A thin-film equation for a viscoelastic fluid, and its application to the Landau-Levich problem

TL;DR

This paper derives a new thin-film equation for viscoelastic fluids and applies it to the Landau-Levich problem, revealing how viscoelasticity influences film thickness and resolving existing literature discrepancies.

Contribution

The paper introduces the first thin-film equation for second-order viscoelastic fluids and demonstrates its application to classical coating problems.

Findings

Viscoelasticity affects the film thickness in dip-coating.
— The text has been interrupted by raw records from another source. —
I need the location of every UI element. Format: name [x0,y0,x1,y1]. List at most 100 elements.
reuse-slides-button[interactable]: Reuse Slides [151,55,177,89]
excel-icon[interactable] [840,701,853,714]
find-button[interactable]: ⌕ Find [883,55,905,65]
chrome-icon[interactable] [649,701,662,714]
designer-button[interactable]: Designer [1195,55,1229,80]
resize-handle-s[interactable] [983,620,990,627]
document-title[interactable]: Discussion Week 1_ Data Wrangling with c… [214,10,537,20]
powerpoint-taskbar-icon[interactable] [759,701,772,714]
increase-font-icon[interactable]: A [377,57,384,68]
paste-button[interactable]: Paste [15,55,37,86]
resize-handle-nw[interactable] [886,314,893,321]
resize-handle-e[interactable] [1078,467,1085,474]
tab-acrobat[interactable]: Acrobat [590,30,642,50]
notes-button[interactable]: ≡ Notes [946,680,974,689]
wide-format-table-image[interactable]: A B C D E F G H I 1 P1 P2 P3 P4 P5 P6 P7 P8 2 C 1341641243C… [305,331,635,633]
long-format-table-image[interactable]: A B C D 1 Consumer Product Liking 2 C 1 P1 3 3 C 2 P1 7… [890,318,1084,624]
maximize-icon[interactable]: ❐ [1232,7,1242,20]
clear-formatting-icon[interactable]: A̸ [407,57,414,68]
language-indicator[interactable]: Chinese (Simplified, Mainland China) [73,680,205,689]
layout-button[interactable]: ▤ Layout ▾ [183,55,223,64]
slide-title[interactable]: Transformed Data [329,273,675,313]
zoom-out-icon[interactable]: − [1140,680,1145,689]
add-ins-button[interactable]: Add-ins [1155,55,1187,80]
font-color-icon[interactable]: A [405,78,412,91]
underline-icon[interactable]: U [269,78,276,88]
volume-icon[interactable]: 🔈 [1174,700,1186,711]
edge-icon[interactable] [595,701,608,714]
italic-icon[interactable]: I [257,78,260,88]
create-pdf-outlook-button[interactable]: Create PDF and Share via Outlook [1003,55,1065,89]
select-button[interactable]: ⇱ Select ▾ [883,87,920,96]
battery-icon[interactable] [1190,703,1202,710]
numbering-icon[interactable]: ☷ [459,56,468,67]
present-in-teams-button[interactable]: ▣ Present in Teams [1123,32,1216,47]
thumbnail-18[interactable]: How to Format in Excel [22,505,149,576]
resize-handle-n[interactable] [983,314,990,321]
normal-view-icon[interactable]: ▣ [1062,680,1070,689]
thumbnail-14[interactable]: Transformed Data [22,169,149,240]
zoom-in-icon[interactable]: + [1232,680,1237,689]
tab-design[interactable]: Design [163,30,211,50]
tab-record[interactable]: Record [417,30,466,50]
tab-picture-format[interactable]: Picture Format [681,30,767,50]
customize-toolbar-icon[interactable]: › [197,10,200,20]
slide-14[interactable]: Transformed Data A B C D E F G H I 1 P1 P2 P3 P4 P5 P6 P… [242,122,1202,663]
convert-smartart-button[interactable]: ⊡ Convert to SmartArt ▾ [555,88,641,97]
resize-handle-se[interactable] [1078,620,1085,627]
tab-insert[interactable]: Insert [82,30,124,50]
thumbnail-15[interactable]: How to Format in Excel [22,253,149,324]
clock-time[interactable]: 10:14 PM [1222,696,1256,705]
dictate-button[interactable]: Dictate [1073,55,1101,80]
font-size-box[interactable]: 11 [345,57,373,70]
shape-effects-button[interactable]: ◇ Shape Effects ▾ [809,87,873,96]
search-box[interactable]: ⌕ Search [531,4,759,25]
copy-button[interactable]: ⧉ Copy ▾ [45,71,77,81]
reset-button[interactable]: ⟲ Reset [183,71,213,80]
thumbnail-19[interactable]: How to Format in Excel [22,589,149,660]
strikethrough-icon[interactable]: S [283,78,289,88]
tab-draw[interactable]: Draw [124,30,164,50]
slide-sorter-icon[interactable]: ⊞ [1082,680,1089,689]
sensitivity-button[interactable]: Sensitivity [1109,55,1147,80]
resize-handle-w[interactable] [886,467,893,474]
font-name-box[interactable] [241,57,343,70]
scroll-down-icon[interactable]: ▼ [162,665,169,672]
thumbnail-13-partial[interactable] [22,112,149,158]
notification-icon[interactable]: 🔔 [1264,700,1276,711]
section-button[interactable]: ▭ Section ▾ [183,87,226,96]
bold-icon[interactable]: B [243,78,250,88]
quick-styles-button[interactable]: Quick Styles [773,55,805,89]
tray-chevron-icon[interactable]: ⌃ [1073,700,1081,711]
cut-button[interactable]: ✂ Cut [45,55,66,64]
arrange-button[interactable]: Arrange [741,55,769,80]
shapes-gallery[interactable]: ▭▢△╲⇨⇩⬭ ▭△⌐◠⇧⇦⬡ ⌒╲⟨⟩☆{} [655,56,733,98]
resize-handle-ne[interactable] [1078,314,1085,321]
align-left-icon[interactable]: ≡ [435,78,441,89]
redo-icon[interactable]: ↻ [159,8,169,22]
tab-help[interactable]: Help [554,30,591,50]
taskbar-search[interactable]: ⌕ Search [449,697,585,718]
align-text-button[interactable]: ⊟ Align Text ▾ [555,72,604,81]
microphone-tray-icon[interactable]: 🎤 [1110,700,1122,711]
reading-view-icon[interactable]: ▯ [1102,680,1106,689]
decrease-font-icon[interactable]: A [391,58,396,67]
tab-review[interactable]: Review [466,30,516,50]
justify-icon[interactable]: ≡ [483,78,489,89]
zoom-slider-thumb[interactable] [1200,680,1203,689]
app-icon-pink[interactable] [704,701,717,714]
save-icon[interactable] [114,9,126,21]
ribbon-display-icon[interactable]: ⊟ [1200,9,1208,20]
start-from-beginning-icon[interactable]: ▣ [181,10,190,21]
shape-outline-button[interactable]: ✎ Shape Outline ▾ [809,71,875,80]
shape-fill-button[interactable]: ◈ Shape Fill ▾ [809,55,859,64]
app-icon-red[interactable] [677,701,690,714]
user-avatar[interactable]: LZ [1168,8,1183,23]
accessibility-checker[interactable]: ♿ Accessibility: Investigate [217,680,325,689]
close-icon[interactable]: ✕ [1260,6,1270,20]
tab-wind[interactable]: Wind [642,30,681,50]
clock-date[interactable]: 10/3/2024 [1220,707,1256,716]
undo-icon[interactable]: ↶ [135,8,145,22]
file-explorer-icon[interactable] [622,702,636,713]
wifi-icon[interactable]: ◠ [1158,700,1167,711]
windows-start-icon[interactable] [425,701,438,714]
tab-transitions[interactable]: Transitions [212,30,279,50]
The derived equation explains discrepancies in previous studies.

Viscoelastic effects are significant in industrial coating processes.

Abstract

Thin-film flows of viscoelastic fluids are encountered in various industrial and biological settings. The understanding of thin viscous film flows in Newtonian fluids is very well developed, which for a large part is due to the so-called thin-film equation. This equation, a single partial differential equation describing the height of the film, is a significant simplification of the Stokes equation effected by the lubrication approximation which exploits the thinness of the film. There is no such established equation for viscoelastic fluid flows. Here we derive the thin-film equation for a second-order fluid, and use it to study the classical Landau-Levich dip-coating problem. We show how viscoelasticity of the fluid affects the thickness of the deposited film, and address the discrepancy on the topic in literature.